- [pdf] [supp]
Event-Guided Person Re-Identification via Sparse-Dense Complementary Learning
Video-based person re-identification (Re-ID) is a prominent computer vision topic due to its wide range of video surveillance applications. Most existing methods utilize spatial and temporal correlations in frame sequences to obtain discriminative person features. However, inevitable degradations, e.g., motion blur contained in frames often cause ambiguity texture noise and temporal disturbance, leading to the loss of identity-discriminating cues. Recently, a new bio-inspired sensor called event camera, which can asynchronously record intensity changes, brings new vitality to the Re-ID task. With the microsecond resolution and low latency, event cameras can accurately capture the movements of pedestrians even in the aforementioned degraded environments. Inspired by the properties of event cameras, in this work, we propose a Sparse-Dense Complementary Learning Framework, which effectively extracts identity features by fully exploiting the complementary information of dense frames and sparse events.
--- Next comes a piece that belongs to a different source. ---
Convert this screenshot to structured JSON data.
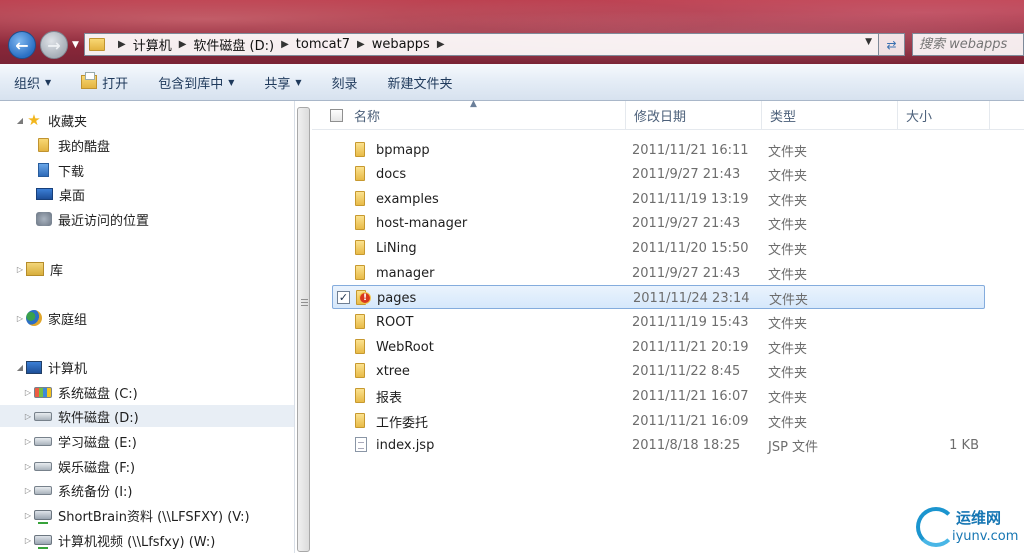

Specifically, for frames, we build a CNN-based module to aggregate the dense features of pedestrian appearance step-by-step, while for event streams, we design a bio-inspired spiking neural backbone, which encodes event signals into sparse feature maps in a spiking form, to present the dynamic motion cues of pedestrians. Finally, a cross feature alignment module is constructed to complementarily fuse motion information from events and appearance cues from frames to enhance identity representation learning. Experiments on several benchmarks show that by employing events and SNN into Re-ID, our method significantly outperforms competitive methods.